Многие из вас знают продолжение этой истории, более-менее. В 98-ом состоялся первый канадский базовый семинар Штрассер (проводимый, в немалой мере для того чтобы доктор Штрассер приехала сама к Бонни и показала как ее правильно расчищать). Дальше мной была опубликована Lifetime of Soundness, которую я переписала для доктора Штрассер. Потом были еще семинары, студенты и сертификационные курсы Strasser Hoofcare в Северной Америке, а потом и в других странах по всему миру. А потом появились другие бесковочные школы расчистки, и много лошадей, которым предоставили выгул, жизнь в табуне и перевели с подков на бесковочный образ жизни.

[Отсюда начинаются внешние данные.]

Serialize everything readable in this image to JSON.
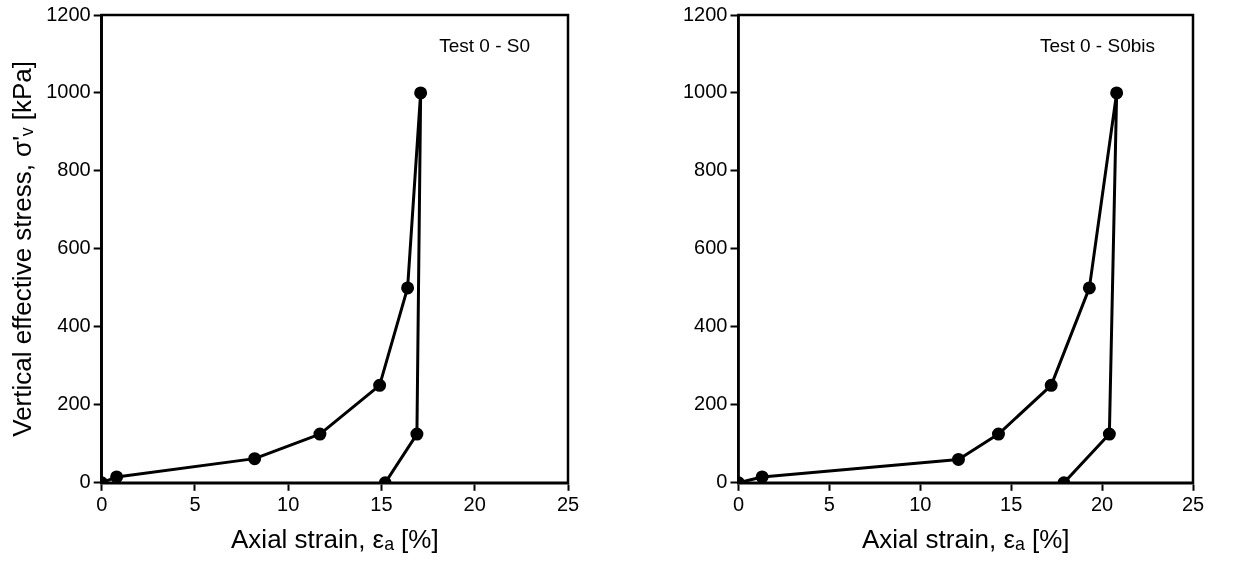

Неплохой трюк для одной списанной маленькой кобылы.
Я, конечно, была слишком занята чтобы заниматься верховой ездой последние полтора десятка лет, которые, я думаю, Бонни планировала с ее обычной королевской тонкостью, упорно подготавливая себя к ранней пенсии после 15-ти лет в качестве верховой лошади и выживании при всей моей необразованности и вредоносном традиционном содержании, и почти что лишившись жизни в результате всех этих обстоятельств.

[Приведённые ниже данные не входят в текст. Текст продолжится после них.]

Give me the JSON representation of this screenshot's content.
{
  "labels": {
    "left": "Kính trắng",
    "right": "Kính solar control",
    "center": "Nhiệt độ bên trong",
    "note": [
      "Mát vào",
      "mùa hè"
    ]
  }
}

Ранние попытки расчисток. В середине 90-х я пыталась научиться расчищать на бедной Бонни, пытаясь исправить то, что наделала декадой ковки и не совсем натурального содержания. Моей первой подсказкой тому, что я делаю что-то правильно, было: спокойная, тихая лошадь, в то время как большую часть жизни она ненавидела все, что делают с ее ногами.
Сверху и снизу Бонни на ее 30-ый день рождения.
Ей исполнилось 30 пару недель назад, что вдохновило меня расчехлить старую камеру Pentax и собрать эту ретроспективу.
Мы все еще изредка ездим на прогулки, и она все еще «с нуля до сотки в три шага», оставляющая своего друга по пастбищу (без всадника и на 15 лет моложе!) Тэмлина далеко позади в пыли. Вторую половину своей жизни Бонни в основном занималась делами доминантной кобылы на пенсии, пинаясь когда ей взбредет в голову и костыляя Тэму когда ему что-то взбредет в голову (что случается часто – даже несмотря на возраст более десяти лет, он тот еще негодник!). Но по большей части, помимо редких выездов с другой помешанной на лошадях шестилетней девочкой, она почивает на лаврах. И учитывая, какое движение запустила эта лошадь, она заслуживает этого!
Об авторе: Сабин Келлс живет со своими двумя лошадьми на красивом острове Ванкувер в Британской Колумбии. Она инструктор курсов Штрассер и проводит семинары.